Here are some application and fertilizer feeding tips when working on your lawn:

  1. Don’t apply fertilizer to your yard before a heavy rain or during a flood watch or warning. This also means not to apply it during a tropical storm watch or before a hurricane. Wait until the weather calms down before using fertilizer.
  2. Don’t apply the fertilizer to grass that’s wet. But do water the fertilizer with about a ¼ inch of water after applying it so nitrogen isn’t lost.
  3. If you’re using a cyclone/rotary spreader, don’t be within 10 feet of a body of water. If you’re using a cyclone/rotary spreader with a deflector shield or a drop spreader, stay back 3 feet from wetland areas or bodies of water. This is so that it doesn’t pollute the water source.
  4. When applying, keep the fertilizer off hard surfaces such as driveways, roads, or sidewalks. If it does get spilled accidentally on a hard surface, then sweep or blow it into a plant bed or lawn; or put it into the bag it came in.

Consider Hiring a Professional

In an effort to protect the watershed, Florida has implemented some of the strictest laws in the nation concerning fertilization. In fact, it’s quite difficult for professionals to obtain a fertilization license.

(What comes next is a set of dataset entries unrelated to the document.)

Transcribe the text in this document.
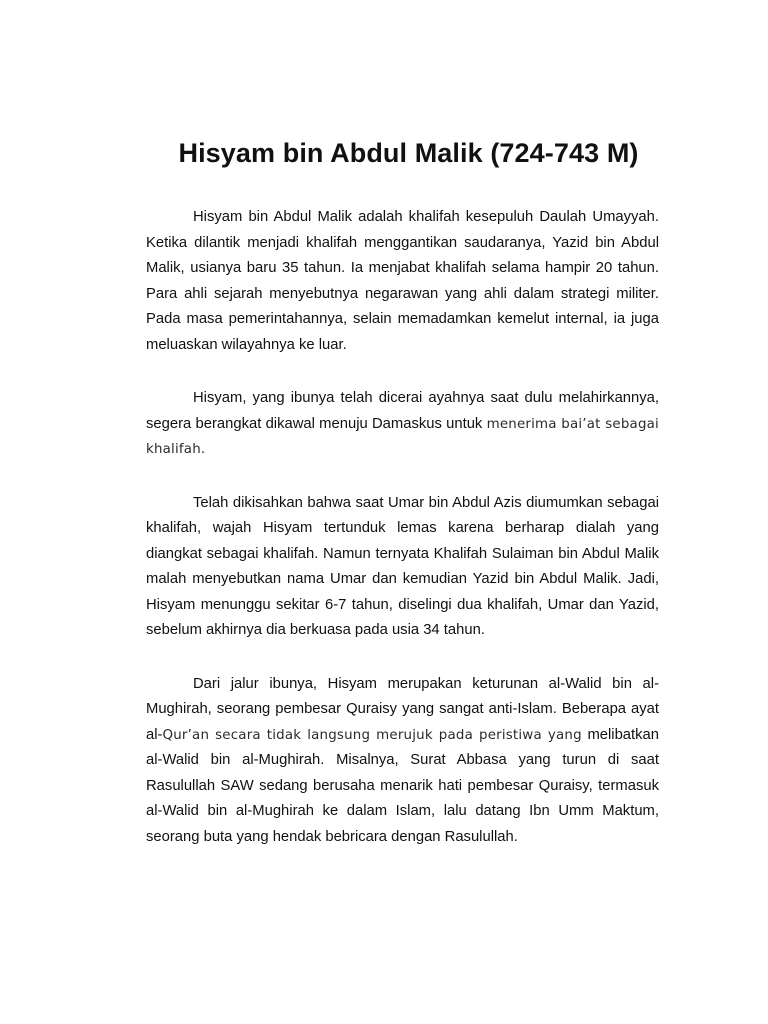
Hisyam bin Abdul Malik (724-743 M)

Hisyam bin Abdul Malik adalah khalifah kesepuluh Daulah Umayyah. Ketika dilantik menjadi khalifah menggantikan saudaranya, Yazid bin Abdul Malik, usianya baru 35 tahun. Ia menjabat khalifah selama hampir 20 tahun. Para ahli sejarah menyebutnya negarawan yang ahli dalam strategi militer. Pada masa pemerintahannya, selain memadamkan kemelut internal, ia juga meluaskan wilayahnya ke luar.

Hisyam, yang ibunya telah dicerai ayahnya saat dulu melahirkannya, segera berangkat dikawal menuju Damaskus untuk menerima bai’at sebagai khalifah.

Telah dikisahkan bahwa saat Umar bin Abdul Azis diumumkan sebagai khalifah, wajah Hisyam tertunduk lemas karena berharap dialah yang diangkat sebagai khalifah. Namun ternyata Khalifah Sulaiman bin Abdul Malik malah menyebutkan nama Umar dan kemudian Yazid bin Abdul Malik. Jadi, Hisyam menunggu sekitar 6-7 tahun, diselingi dua khalifah, Umar dan Yazid, sebelum akhirnya dia berkuasa pada usia 34 tahun.

Dari jalur ibunya, Hisyam merupakan keturunan al-Walid bin al-Mughirah, seorang pembesar Quraisy yang sangat anti-Islam. Beberapa ayat al-Qur’an secara tidak langsung merujuk pada peristiwa yang melibatkan al-Walid bin al-Mughirah. Misalnya, Surat Abbasa yang turun di saat Rasulullah SAW sedang berusaha menarik hati pembesar Quraisy, termasuk al-Walid bin al-Mughirah ke dalam Islam, lalu datang Ibn Umm Maktum, seorang buta yang hendak bebricara dengan Rasulullah.
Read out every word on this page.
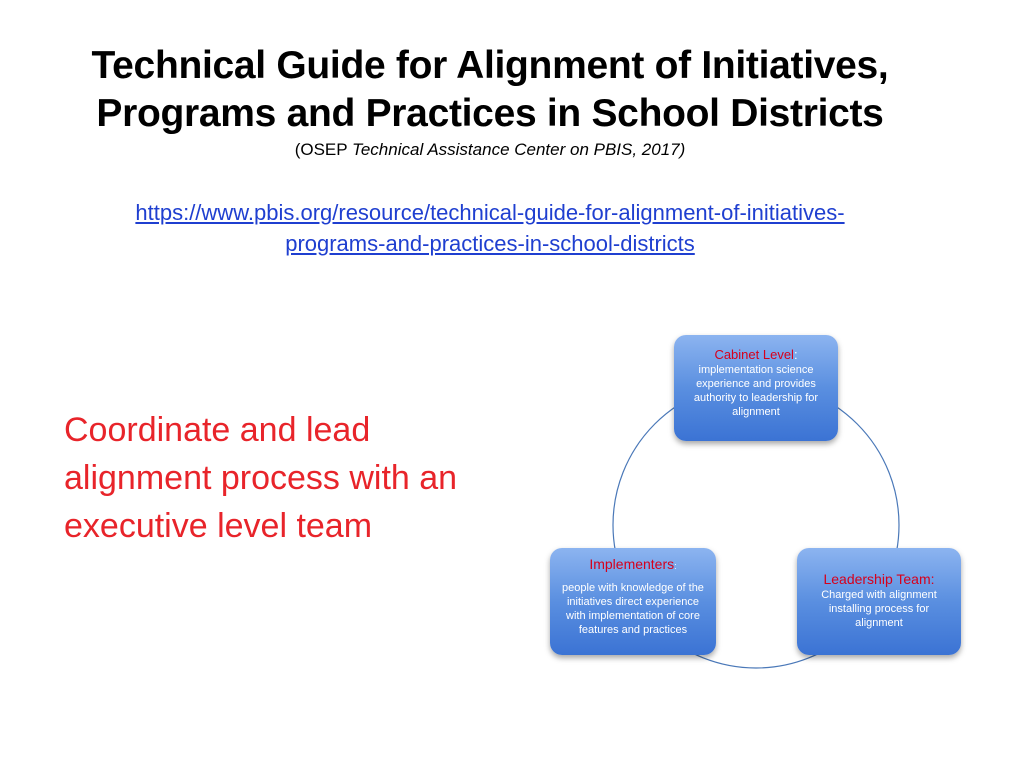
Technical Guide for Alignment of Initiatives,
Programs and Practices in School Districts
(OSEP Technical Assistance Center on PBIS, 2017)
https://www.pbis.org/resource/technical-guide-for-alignment-of-initiatives-
programs-and-practices-in-school-districts
Coordinate and lead alignment process with an executive level team
Cabinet Level:
implementation science experience and provides authority to leadership for alignment
Leadership Team:
Charged with alignment installing process for alignment
Implementers:
people with knowledge of the initiatives direct experience with implementation of core features and practices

Applying fertilizer incorrectly can not only damage the water supply and the environment, but it can kill your lawn. Many homeowners end up with fertilizer burn because they apply chemicals improperly. Additionally, professionals have access to higher quality, less damaging chemicals than what you can buy at the hardware store. Fortunately, there are a number of quality lawn services in Jacksonville with years of experience applying various chemicals. Most offer some sort of guarantee, and many also offer organic options. For the cost of $200–300 per year, it may be worth offloading fertilization to the professionals and save your lawn and the environment while you’re at it.

Linda Lee Ruzicka is an avid gardening and landscaping blogger and expert. In her spare time she can be found enjoying and relaxing in several gardens around her home that she tends.